The global sports technology market generated US$90 billion in disclosed deal value from more than 1000 partnerships last year, according to Drake Star Partners’ Global Sports Tech Report for 2022.
- Study analysed mergers and acquisitions (M&A), financing, and public market activity throughout the year,
- Mergers and acquisitions market generated US$78.3 billion in deal value, marking a 70 per cent year-over-year (YoY) increase, with the lion’s share generated by Microsoft’s US$68.7 billion proposed takeover of Activision.
- Fantasy sports, esports and gambling were the most active markets in the M&A space
- Fan engagement sector was up 70 per cent YoY in terms of deal volume
- Private companies raised more than US$9 billion in financing, including 19 raises worth more than US$100 million
- Most active venture capital firms were Acies Investments, Animoca, Harris Blitzer Sports Entertainment (HBSE) Ventures, a16z, Elysian Park and Courtside Ventures
- Q4 was the most active quarter of 2022, with 67 deals announced during the three-month period
The year 2022 presented numerous economic challenges for the sports technology industry, amid rising interest rates globally as a result of events such as Russia’s invasion of Ukraine, and the ongoing impact of the Covid-19 pandemic.
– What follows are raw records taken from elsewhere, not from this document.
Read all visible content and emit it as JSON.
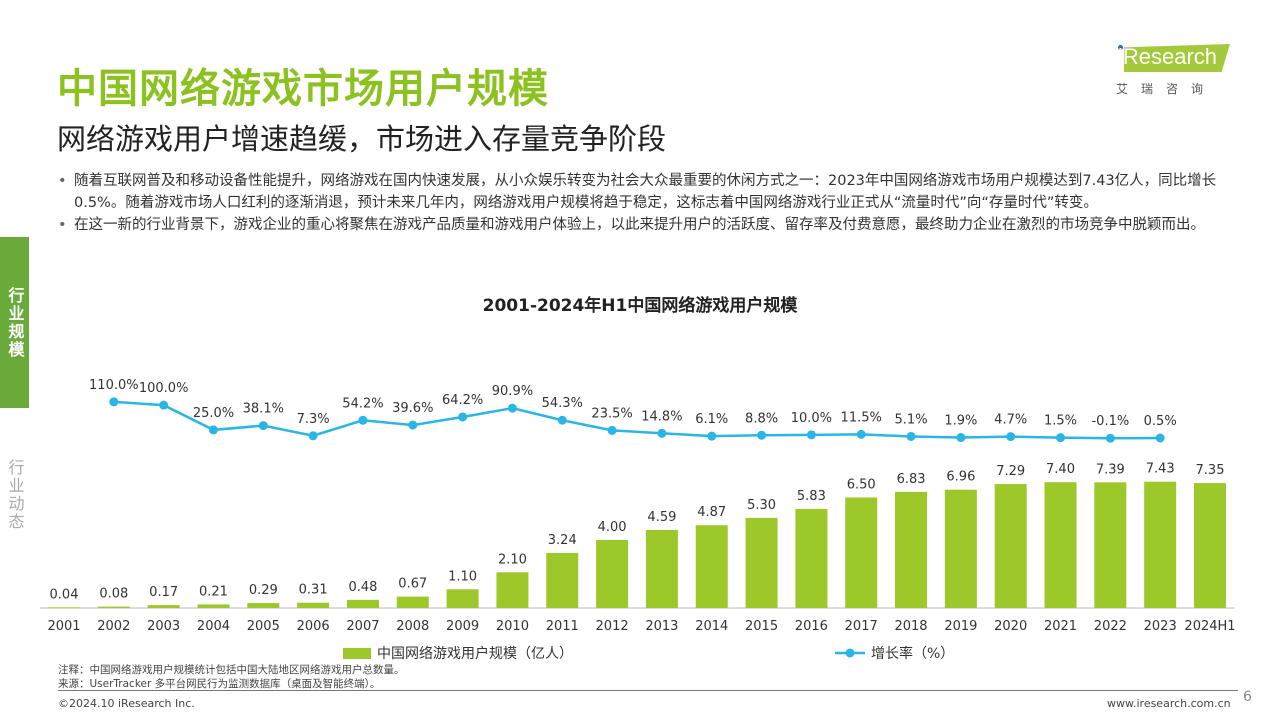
{
  "header": {
    "title": "中国网络游戏市场用户规模",
    "subtitle": "网络游戏用户增速趋缓，市场进入存量竞争阶段"
  },
  "logo": {
    "text": "iResearch",
    "cn": "艾瑞咨询"
  },
  "sidebar": {
    "items": [
      {
        "label": "行业规模",
        "active": true
      },
      {
        "label": "行业动态",
        "active": false
      }
    ]
  },
  "bullets": [
    "随着互联网普及和移动设备性能提升，网络游戏在国内快速发展，从小众娱乐转变为社会大众最重要的休闲方式之一：2023年中国网络游戏市场用户规模达到7.43亿人，同比增长0.5%。随着游戏市场人口红利的逐渐消退，预计未来几年内，网络游戏用户规模将趋于稳定，这标志着中国网络游戏行业正式从“流量时代”向“存量时代”转变。",
    "在这一新的行业背景下，游戏企业的重心将聚焦在游戏产品质量和游戏用户体验上，以此来提升用户的活跃度、留存率及付费意愿，最终助力企业在激烈的市场竞争中脱颖而出。"
  ],
  "chart_data": {
    "type": "bar+line",
    "title": "2001-2024年H1中国网络游戏用户规模",
    "categories": [
      "2001",
      "2002",
      "2003",
      "2004",
      "2005",
      "2006",
      "2007",
      "2008",
      "2009",
      "2010",
      "2011",
      "2012",
      "2013",
      "2014",
      "2015",
      "2016",
      "2017",
      "2018",
      "2019",
      "2020",
      "2021",
      "2022",
      "2023",
      "2024H1"
    ],
    "series": [
      {
        "name": "中国网络游戏用户规模（亿人）",
        "type": "bar",
        "color": "#9cc82a",
        "values": [
          0.04,
          0.08,
          0.17,
          0.21,
          0.29,
          0.31,
          0.48,
          0.67,
          1.1,
          2.1,
          3.24,
          4.0,
          4.59,
          4.87,
          5.3,
          5.83,
          6.5,
          6.83,
          6.96,
          7.29,
          7.4,
          7.39,
          7.43,
          7.35
        ]
      },
      {
        "name": "增长率（%）",
        "type": "line",
        "color": "#29b6e6",
        "values": [
          null,
          110.0,
          100.0,
          25.0,
          38.1,
          7.3,
          54.2,
          39.6,
          64.2,
          90.9,
          54.3,
          23.5,
          14.8,
          6.1,
          8.8,
          10.0,
          11.5,
          5.1,
          1.9,
          4.7,
          1.5,
          -0.1,
          0.5,
          null
        ]
      }
    ],
    "legend": "bottom"
  },
  "notes": {
    "note": "注释：中国网络游戏用户规模统计包括中国大陆地区网络游戏用户总数量。",
    "source": "来源：UserTracker 多平台网民行为监测数据库（桌面及智能终端）。"
  },
  "footer": {
    "copyright": "©2024.10 iResearch Inc.",
    "url": "www.iresearch.com.cn",
    "page": "6"
  }
}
Funding is becoming increasingly difficult to find, while a number of big tech companies have been reducing their workforces after a period of expansion.
Despite significant momentum in the sports technology space, there had been concerns that startups and other companies would find it harder to attract investment given wider macroeconomic challenges, including rising interest rates. Big tech companies have not been immune to these challenges, as evidenced by several significant rounds of layoffs.
Nonetheless, if there is to be a significant impact on the sector, this report shows it is not being felt just yet, with significant takeovers in the betting and esports spaces, and major investment in fan engagement and media and consumption.
“The Rapidly growing sports etch market witnessed record consolidation during 2022 and a very strong inflow of investment into private companies” said Mohit Pareek, principal at Drake Star Partners.
“We expect 2023 to be another year of strong consolidation and growing investment in the Sports Tech ecosystem as strategics and financial investors/buyers continue to be highly acquisitive and there is a large pool of existing as well as fresh capital (over US$5 billion raised in 2022) available for deployment in sports tech.”
In Drake Star’s outlook for 2023, the study lists companies such as Entain, Fanatics, DAZN, Sony, Ares and CVC as ‘buyers to watch’, and forecasts a ‘strong flow of investments’ across the industry for the new financial year. Meanwhile, the tech investment bank predicts that private equity-backed organisations such as Kore, TGI and Hudl will continue to lead their buy-and-build strategies.
Fan engagement will continue to be an area of focus, as will artificial intelligence (AI), and ticketing and venue management.